Generalisation of structural knowledge in the hippocampal-entorhinal system

A central problem to understanding intelligence is the concept of generalisation. This allows previously learnt structure to be exploited to solve tasks in novel situations differing in their particularities. We take inspiration from neuroscience, specifically the hippocampal-entorhinal system known to be important for generalisation.

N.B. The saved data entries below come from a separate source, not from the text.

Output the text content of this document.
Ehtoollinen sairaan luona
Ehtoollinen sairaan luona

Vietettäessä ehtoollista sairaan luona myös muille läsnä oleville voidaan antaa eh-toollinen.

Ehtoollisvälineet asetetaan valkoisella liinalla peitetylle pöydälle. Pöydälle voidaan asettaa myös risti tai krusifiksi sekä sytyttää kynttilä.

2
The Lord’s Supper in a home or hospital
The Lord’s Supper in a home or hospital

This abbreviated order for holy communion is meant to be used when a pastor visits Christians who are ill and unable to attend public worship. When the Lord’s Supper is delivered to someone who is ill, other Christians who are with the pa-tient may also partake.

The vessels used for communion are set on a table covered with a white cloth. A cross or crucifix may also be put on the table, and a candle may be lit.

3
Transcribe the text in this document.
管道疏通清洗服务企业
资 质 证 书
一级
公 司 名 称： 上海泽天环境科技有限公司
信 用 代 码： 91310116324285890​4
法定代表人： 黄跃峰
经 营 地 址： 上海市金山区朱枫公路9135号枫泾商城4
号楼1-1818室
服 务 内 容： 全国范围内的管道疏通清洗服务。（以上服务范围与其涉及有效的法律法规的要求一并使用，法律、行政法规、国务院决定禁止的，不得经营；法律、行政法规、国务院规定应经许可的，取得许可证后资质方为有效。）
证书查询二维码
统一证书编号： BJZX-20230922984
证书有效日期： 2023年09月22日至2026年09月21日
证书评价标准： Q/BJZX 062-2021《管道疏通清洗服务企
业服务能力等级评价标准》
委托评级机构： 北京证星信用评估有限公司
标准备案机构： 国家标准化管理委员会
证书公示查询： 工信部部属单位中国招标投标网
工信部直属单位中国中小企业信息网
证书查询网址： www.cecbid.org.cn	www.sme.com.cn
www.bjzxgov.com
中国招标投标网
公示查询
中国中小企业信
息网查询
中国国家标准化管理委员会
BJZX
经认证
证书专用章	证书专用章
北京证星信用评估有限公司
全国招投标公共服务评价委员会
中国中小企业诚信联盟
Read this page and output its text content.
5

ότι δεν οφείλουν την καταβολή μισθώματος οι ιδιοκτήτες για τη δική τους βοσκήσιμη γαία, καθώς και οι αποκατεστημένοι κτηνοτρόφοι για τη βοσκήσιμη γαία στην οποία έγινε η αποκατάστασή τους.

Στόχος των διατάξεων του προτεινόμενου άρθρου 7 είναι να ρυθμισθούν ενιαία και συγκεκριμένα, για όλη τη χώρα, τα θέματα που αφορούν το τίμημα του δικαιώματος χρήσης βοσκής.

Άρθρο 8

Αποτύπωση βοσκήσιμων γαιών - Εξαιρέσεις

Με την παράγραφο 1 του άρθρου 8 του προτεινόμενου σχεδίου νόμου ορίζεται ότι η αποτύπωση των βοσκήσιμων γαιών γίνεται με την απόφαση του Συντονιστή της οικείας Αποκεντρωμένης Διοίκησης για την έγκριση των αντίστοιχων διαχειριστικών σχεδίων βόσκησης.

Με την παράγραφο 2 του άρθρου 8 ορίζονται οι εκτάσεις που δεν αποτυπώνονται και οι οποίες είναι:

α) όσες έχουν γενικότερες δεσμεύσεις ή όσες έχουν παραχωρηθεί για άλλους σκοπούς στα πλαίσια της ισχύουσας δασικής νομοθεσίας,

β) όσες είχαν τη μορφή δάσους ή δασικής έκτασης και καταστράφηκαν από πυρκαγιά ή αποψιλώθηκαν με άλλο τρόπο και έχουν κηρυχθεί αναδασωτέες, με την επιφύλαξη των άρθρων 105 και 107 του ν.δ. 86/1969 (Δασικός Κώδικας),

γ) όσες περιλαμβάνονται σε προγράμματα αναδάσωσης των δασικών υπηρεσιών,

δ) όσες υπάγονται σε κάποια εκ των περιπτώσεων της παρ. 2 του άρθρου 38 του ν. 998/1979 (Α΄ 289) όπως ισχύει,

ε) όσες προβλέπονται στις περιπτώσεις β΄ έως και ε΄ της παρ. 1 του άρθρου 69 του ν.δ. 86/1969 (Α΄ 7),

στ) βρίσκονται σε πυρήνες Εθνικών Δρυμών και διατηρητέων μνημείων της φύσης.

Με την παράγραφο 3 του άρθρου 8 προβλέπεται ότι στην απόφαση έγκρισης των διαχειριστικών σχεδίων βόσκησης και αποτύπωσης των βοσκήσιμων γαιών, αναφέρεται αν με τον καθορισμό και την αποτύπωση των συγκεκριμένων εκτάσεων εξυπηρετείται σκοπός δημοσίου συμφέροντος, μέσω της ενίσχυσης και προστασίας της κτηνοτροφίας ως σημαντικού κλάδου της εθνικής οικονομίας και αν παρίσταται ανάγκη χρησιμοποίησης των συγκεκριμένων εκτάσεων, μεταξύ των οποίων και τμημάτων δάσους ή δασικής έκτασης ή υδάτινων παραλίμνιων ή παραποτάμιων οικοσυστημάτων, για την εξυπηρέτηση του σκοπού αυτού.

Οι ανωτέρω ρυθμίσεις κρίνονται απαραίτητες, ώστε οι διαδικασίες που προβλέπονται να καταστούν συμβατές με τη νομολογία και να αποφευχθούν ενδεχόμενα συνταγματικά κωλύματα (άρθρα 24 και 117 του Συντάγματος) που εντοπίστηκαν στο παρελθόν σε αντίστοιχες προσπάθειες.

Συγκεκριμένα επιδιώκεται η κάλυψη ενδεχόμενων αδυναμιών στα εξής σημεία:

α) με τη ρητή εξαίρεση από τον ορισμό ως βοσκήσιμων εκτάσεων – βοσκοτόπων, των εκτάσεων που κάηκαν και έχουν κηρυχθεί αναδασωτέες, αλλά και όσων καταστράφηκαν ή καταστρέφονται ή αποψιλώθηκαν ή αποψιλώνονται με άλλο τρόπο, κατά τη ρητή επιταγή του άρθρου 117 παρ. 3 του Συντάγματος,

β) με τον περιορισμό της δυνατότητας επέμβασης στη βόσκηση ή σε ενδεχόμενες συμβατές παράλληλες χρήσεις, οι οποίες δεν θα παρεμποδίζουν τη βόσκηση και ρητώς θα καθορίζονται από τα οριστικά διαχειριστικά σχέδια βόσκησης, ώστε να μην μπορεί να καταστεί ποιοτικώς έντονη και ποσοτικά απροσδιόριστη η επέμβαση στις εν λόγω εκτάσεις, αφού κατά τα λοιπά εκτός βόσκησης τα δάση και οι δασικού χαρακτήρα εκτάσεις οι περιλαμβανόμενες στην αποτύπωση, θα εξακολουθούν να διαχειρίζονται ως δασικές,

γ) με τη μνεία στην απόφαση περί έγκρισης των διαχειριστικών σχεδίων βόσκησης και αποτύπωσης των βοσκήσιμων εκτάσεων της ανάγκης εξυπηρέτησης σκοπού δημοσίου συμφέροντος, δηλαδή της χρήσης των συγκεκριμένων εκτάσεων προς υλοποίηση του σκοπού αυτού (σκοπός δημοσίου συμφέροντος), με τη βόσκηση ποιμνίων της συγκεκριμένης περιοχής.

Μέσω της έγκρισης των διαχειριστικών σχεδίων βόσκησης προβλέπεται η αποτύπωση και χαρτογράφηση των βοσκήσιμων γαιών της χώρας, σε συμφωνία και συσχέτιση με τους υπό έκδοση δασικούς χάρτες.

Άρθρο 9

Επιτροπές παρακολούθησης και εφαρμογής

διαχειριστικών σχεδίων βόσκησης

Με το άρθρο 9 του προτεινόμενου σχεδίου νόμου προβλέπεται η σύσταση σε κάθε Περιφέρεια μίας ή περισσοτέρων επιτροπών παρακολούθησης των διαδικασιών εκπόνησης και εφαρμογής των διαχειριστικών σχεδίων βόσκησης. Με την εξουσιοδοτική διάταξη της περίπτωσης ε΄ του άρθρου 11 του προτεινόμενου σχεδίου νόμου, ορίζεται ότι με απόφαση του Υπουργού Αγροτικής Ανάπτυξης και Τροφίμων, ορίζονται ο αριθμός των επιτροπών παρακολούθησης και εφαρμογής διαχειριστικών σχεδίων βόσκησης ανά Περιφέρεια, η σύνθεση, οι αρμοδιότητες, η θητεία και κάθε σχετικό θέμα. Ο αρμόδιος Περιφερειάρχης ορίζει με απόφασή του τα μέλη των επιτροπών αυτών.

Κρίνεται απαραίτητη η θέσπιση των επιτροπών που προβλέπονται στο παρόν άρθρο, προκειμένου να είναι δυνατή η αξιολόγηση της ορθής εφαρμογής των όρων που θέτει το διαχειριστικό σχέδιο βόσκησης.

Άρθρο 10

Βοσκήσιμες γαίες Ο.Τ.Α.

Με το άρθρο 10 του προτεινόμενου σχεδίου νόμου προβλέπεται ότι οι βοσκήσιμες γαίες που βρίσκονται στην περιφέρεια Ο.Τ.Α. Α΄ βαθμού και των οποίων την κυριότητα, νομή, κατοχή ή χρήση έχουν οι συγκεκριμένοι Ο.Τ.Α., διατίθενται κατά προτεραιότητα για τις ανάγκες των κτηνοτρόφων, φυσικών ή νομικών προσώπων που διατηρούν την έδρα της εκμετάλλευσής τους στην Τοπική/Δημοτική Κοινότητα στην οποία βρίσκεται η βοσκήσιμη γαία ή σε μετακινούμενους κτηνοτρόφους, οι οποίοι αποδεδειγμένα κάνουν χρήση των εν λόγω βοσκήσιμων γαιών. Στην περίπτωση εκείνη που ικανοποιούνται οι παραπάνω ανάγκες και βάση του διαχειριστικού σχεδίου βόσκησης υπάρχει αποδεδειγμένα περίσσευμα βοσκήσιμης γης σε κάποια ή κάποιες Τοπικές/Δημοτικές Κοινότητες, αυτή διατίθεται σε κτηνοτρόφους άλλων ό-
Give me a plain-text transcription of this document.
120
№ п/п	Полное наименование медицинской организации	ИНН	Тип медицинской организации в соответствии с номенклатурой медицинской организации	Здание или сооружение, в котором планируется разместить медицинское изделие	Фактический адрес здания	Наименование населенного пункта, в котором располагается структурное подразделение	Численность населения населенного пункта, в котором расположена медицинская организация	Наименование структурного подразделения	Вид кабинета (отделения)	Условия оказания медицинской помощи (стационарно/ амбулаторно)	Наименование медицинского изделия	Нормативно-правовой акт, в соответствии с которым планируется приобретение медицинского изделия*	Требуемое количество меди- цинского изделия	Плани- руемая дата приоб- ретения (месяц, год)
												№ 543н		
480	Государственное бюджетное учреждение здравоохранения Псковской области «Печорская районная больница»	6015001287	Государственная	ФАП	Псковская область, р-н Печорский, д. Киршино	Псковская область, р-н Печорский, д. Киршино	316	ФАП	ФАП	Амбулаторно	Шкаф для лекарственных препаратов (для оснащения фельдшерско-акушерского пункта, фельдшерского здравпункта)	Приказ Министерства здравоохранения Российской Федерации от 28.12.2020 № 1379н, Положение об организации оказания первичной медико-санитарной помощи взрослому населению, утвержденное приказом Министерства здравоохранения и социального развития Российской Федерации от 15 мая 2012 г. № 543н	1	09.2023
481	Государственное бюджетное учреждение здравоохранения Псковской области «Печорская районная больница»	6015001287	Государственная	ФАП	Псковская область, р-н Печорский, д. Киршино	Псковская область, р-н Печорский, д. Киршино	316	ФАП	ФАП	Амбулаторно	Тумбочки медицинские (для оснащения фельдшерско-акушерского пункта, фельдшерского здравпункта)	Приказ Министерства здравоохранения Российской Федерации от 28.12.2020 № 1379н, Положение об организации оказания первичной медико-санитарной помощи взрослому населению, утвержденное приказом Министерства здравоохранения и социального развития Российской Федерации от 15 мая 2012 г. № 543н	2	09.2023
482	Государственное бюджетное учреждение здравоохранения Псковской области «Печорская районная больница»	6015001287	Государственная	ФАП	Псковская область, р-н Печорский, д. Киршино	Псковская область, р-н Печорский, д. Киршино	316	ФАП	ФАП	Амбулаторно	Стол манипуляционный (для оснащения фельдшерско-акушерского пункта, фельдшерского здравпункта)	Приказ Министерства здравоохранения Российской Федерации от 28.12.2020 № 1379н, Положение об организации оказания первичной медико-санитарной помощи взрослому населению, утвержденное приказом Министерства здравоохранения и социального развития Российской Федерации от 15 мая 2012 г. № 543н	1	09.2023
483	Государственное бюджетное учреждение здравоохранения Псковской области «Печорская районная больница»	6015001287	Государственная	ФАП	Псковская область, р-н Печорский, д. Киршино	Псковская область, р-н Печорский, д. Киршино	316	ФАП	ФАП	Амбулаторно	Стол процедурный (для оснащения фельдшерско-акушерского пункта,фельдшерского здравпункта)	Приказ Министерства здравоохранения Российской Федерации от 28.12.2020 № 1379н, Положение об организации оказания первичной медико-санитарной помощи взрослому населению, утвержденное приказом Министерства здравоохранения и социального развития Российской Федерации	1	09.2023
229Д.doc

We propose that to generalise structural knowledge, the representations of the structure of the world, i.e. how entities in the world relate to each other, need to be separated from representations of the entities themselves. We show, under these principles, artificial neural networks embedded with hierarchy and fast Hebbian memory, can learn the statistics of memories and generalise structural knowledge. Spatial neuronal representations mirroring those found in the brain emerge, suggesting spatial cognition is an instance of more general organising principles. We further unify many entorhinal cell types as basis functions for constructing transition graphs, and show these representations effectively utilise memories. We experimentally support model assumptions, showing a preserved relationship between entorhinal grid and hippocampal place cells across environments.